Она выглянула за дверь, где продолжало лить как из ведра, а ветер по-прежнему заставлял дождь исполнять замысловатые танцевальные па. И сдалась.

Борис запер дверь, повесил табличку «Закрыто по техническим причинам», опустил на окна глухие черные шторы и принялся за работу. Анна послушно выполняла все указания, смущалась своей неловкости, смеялась шуткам Бориса и с удовольствием поддавалась его быстрым и нежным прикосновениям.

То, чего она боялась и хотела, произошло в красной комнате. В ванне с проявителем плавал большой лист фотобумаги, на котором медленно проступали черты незнакомой и потрясающе красивой девушки. Эта фотография нисколько не походила на её отражение в осколке зеркала над умывальником, которое Аня видела по утрам, обычно мельком, на бегу, торопясь на утреннюю дойку.

– Что ты мне лепишь: это ж не я?! – разозлилась Анна. – Ну, ты и гад! Обманщик!

– Ты, синеглазка! Ты, милая! – засмеялся Борис. – Я ж говорю: тебе в кино надо сниматься, а ты в какие-то ветеринары собралась!

Он развернул ее к себе лицом и нежно поцеловал в губы.

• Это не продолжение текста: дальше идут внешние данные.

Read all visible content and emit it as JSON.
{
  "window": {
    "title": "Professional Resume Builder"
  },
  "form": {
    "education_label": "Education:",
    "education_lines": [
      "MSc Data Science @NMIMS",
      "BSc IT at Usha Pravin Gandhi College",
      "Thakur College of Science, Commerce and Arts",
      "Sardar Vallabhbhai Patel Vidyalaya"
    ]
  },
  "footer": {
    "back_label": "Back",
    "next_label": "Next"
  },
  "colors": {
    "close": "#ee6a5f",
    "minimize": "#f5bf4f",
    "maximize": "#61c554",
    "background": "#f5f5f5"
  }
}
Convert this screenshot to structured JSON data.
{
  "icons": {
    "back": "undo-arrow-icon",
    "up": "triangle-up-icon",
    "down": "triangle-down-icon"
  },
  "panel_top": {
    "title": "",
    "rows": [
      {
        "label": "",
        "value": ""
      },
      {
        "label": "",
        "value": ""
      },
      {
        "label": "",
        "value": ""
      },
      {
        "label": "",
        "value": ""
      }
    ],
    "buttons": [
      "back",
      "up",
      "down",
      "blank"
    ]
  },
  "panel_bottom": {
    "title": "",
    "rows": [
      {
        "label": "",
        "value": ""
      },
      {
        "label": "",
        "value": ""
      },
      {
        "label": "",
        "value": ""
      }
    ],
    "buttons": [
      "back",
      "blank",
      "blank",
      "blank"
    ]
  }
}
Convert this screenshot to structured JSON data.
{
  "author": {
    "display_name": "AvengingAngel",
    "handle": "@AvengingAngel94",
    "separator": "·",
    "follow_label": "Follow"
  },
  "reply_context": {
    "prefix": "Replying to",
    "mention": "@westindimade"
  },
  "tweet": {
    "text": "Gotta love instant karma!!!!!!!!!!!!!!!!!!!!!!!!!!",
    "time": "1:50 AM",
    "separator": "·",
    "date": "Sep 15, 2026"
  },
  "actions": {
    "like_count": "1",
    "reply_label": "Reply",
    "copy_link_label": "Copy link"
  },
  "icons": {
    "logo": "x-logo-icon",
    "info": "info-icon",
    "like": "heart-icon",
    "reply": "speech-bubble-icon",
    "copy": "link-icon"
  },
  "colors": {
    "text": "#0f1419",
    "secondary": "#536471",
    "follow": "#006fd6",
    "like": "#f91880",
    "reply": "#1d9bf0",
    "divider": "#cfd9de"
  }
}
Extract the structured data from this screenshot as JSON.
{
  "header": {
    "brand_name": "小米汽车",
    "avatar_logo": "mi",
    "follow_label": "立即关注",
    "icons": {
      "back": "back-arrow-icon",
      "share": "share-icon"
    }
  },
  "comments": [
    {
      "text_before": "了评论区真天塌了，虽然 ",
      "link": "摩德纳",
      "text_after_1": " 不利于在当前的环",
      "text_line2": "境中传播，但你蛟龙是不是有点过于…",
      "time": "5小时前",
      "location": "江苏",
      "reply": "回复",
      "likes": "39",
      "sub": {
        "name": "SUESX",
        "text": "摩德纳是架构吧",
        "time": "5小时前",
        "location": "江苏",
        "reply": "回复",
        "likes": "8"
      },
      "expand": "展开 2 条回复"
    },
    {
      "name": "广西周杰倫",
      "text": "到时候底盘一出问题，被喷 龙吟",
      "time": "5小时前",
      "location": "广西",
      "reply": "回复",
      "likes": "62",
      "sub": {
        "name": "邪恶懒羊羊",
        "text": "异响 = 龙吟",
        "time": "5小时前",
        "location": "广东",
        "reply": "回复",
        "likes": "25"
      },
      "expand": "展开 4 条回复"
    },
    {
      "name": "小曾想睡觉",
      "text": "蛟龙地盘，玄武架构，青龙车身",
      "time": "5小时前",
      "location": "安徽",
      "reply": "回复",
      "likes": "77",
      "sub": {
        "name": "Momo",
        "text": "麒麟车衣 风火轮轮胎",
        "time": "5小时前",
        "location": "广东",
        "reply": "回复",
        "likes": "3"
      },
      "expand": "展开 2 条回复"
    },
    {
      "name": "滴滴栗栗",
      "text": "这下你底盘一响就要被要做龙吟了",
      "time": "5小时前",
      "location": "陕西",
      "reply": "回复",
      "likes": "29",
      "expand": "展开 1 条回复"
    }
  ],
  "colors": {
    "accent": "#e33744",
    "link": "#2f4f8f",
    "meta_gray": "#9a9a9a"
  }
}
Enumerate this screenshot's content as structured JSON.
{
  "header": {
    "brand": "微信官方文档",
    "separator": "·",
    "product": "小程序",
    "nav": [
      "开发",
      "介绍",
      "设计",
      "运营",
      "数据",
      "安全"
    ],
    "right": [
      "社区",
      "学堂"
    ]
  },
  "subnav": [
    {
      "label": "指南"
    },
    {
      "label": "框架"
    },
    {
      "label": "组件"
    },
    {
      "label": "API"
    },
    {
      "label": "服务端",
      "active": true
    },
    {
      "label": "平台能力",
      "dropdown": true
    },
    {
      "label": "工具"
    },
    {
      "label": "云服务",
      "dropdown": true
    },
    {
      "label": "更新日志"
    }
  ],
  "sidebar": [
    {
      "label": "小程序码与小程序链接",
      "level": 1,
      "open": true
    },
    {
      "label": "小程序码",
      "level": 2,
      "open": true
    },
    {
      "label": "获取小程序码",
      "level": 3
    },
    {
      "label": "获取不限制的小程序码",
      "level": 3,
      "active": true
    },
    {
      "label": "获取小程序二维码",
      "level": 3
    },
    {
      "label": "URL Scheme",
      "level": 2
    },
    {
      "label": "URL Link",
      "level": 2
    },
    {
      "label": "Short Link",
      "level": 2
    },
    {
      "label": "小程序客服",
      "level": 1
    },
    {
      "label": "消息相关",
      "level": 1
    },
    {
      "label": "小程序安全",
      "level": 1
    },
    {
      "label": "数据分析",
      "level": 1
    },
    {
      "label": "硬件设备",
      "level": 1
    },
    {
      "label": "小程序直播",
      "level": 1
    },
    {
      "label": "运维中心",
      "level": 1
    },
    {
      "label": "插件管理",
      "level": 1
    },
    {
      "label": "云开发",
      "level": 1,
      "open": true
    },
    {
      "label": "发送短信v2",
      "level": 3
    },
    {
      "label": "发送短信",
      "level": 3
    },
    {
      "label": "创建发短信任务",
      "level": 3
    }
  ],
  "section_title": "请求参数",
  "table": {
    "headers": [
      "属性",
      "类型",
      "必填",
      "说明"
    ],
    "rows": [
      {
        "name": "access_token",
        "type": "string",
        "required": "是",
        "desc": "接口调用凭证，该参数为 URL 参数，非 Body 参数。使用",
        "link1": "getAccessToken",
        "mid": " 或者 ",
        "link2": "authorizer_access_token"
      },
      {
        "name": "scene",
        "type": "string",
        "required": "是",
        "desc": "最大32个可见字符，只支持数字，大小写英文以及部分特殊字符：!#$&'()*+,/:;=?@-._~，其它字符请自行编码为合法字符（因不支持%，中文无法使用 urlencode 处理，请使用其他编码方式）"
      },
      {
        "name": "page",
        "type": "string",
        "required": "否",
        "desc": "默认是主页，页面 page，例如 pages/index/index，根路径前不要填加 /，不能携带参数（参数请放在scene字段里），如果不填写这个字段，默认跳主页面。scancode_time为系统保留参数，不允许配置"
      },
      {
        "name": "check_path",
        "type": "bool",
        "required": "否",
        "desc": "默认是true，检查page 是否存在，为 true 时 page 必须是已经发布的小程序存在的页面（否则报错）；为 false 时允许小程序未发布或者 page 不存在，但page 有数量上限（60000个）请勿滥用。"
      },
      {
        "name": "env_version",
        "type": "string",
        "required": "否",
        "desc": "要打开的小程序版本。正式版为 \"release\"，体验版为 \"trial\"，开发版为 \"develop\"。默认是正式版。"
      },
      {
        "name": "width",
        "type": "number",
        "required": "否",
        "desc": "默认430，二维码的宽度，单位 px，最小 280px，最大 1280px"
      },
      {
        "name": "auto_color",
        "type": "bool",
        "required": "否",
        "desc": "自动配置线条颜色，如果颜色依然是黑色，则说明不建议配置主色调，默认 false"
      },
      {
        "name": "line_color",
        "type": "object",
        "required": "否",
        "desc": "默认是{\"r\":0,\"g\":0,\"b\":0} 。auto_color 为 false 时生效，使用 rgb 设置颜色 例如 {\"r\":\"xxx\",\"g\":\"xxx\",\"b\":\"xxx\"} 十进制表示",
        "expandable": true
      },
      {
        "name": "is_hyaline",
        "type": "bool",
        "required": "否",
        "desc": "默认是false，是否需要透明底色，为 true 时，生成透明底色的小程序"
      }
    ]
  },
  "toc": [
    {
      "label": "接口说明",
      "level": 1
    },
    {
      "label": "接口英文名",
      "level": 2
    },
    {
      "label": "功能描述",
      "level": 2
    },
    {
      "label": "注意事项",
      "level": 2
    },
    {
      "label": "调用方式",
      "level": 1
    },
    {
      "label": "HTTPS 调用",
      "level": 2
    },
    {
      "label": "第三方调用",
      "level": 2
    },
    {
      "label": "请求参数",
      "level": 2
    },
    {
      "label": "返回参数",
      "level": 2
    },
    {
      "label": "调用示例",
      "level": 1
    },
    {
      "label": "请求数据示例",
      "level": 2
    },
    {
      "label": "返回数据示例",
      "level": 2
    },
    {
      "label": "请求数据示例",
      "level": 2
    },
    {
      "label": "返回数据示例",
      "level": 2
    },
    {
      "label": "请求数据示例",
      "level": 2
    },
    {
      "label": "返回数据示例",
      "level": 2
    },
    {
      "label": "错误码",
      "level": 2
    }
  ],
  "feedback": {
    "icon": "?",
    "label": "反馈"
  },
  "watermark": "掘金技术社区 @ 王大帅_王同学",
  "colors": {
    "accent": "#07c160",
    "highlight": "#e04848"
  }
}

От этого поцелуя Анна сомлела, почувствовав нестерпимо сладко-тягучую истому внизу живота. На ватных ногах она, поддерживаемая Борисом, послушно дошла до стоявшего в углу топчана, где у них всё и произошло, закончившись взрывной судорогой ее предательского тела и неудержимым, продолжительным хриплым стоном наслаждения…

Экзамены Анна, конечно, провалила, потому что все десять дней она бежала из техникума к Борису, чтобы опять услышать его нежный и ласковый шепот, от которого кружилась голова, терялся счёт времени, а мир переставал существовать. Они снова и снова любили друг друга до изнеможения в жилой пристройке к ателье, в которой квартировал мастер…

В Красново Анна вернулась с альбомом фотографий, которые показала только ахнувшей от восхищения подруге Верке, и с клятвенным обещанием Борису скоро приехать к нему насовсем.

Но этого не случилось по совершенно естественной причине: любовное приключение обернулось мучительной тошнотой, которую застала мать.

– Так вот чем ты там занималась! – запричитала она над дочерью, когда ту выворачивало наизнанку возле умывальника. – Блядовала! Мы тебя зачем посылали? А ты вместо экзаменов ребёночка нагуливала!

– Какого ещё ребёночка, мама! Отравилась я чем-то!

– Ага, нашла, кому мозги дурить! В подоле ты принесла! Ох, спасибо, доченька, опозорила нас отцом на всё село! Батька прознает, – убьёт и тебя, и твоего хахаля! И меня заодно: за то, что за тобой недоглядела!

– Он не хахаль! – вступилась за любимого Анна. – Он замечательный, и я его люблю! Займи денег, я к нему уеду, и никто ничего не узнает. Я ему обещала!

– Ага, счас! Уедет она! Твоему Кольке осенью в армию, вот за него и пойдешь позор свой прикрывать! Авось не поймёт! А ты держи язык за зубами и не смей матери перечить, иначе всё отцу расскажу!..

За дни сватовства, приготовлений к свадьбе она предприняла не одну попытку сбежать из дома, но они провалились. Мать была бдительна: надежно прятала документы дочери и деньги. А Борис, как Анна надеялась, за ней не приехал…

В первую брачную ночь, которую с трудом вытерпела Анна, Николай по неопытности и от нежданно свалившегося на него счастья был тороплив, груб и не заметил холодности и отвращения молодой жены. Возможно, через какое-то время он бы и прозрел, но через десять дней после свадьбы его убила молния, настигнув в поле, где Николай работал на своём тракторе. До спасительного укрытия он не добежал каких-то несколько метров.

– Грех, конечно, такое говорить, – перекрестилась на икону мать, – везучая ты, Анька!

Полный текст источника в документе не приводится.